The full agreement, which still needs to be approved by the European Commission, includes the safety net, an emergency pool for large solidarity events facing the risk of bankruptcy, and a compensation ladder to provide organisers with estimates of what they can expect to receive.

Esben Marcher, head of Dansk Live, Denmark’s live music association, said: “It is positive that there is now a financial safety net for the festivals, so that the organisers can complete the preparation of this summer’s festivals.

“We will, of course, follow the implementation of the agreement closely. However, we still need clarification on whether there will be restrictions this summer, and which scenarios we must plan based on.”

The move follows similar insurance schemes set up by Germany, with a €2.5bn (£2.14bn) fund, and schemes by Norway (€34m/£28.12), The Netherlands (€300m/£257m), Austria (€300m/£257m) and in Belgium (€60m/£51.4m).

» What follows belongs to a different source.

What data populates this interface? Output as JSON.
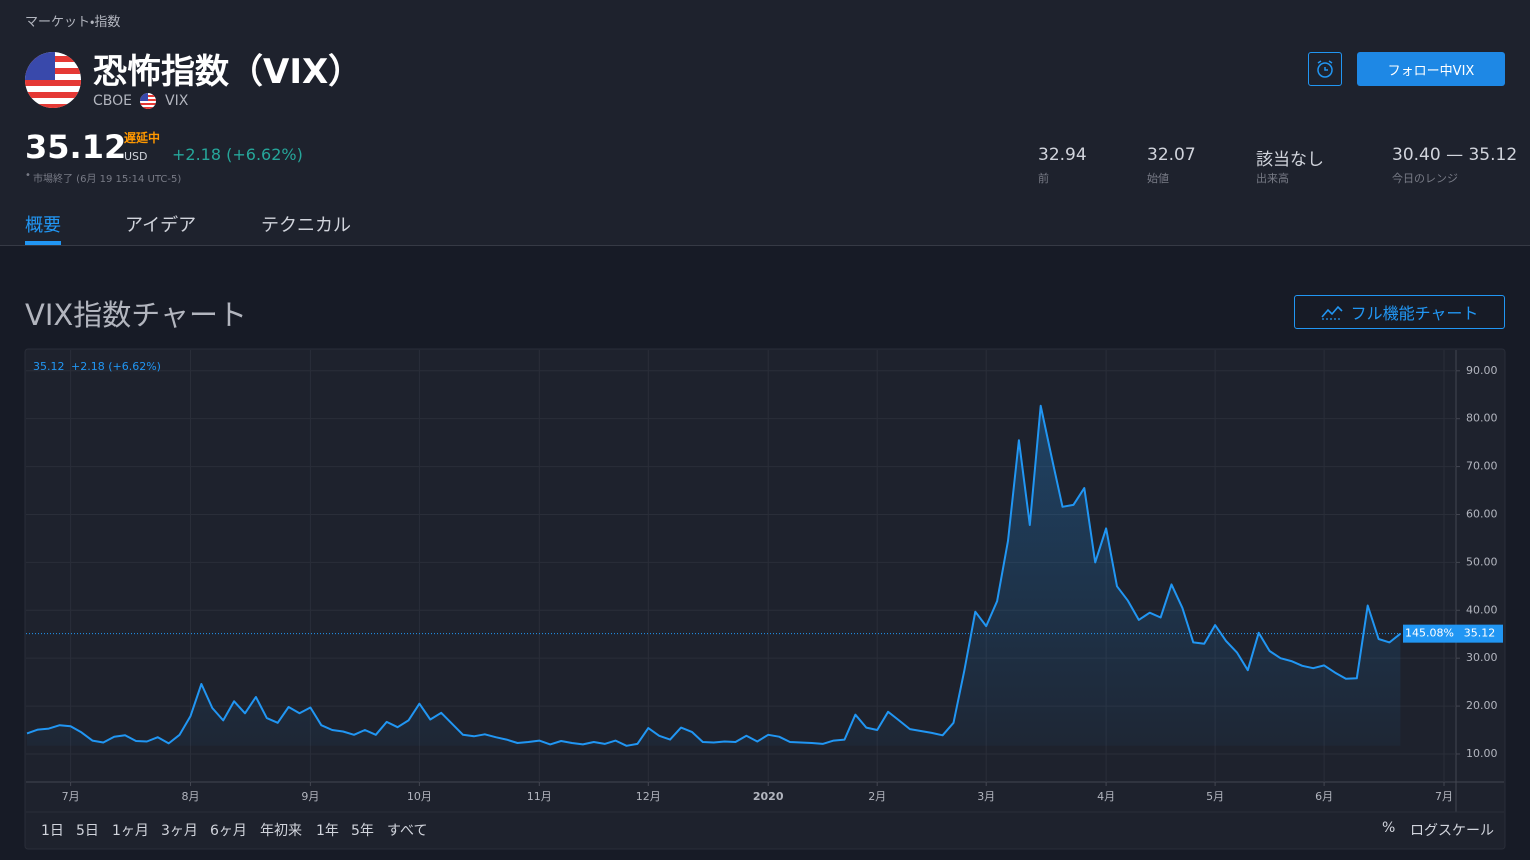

Meanwhile, UK live music industry umbrella group LIVE (Live music Industry Venues & Entertainment), is among the organisations lobbying the Government to support festivals with an insurance scheme.

The current lack of such a scheme has led some of the country’s largest festivals to cancel their summer events, including Glastonbury. According to research by the Association of Independent Festivals (AIF), 92.5 per cent of its members cannot stage their events without an insurance scheme.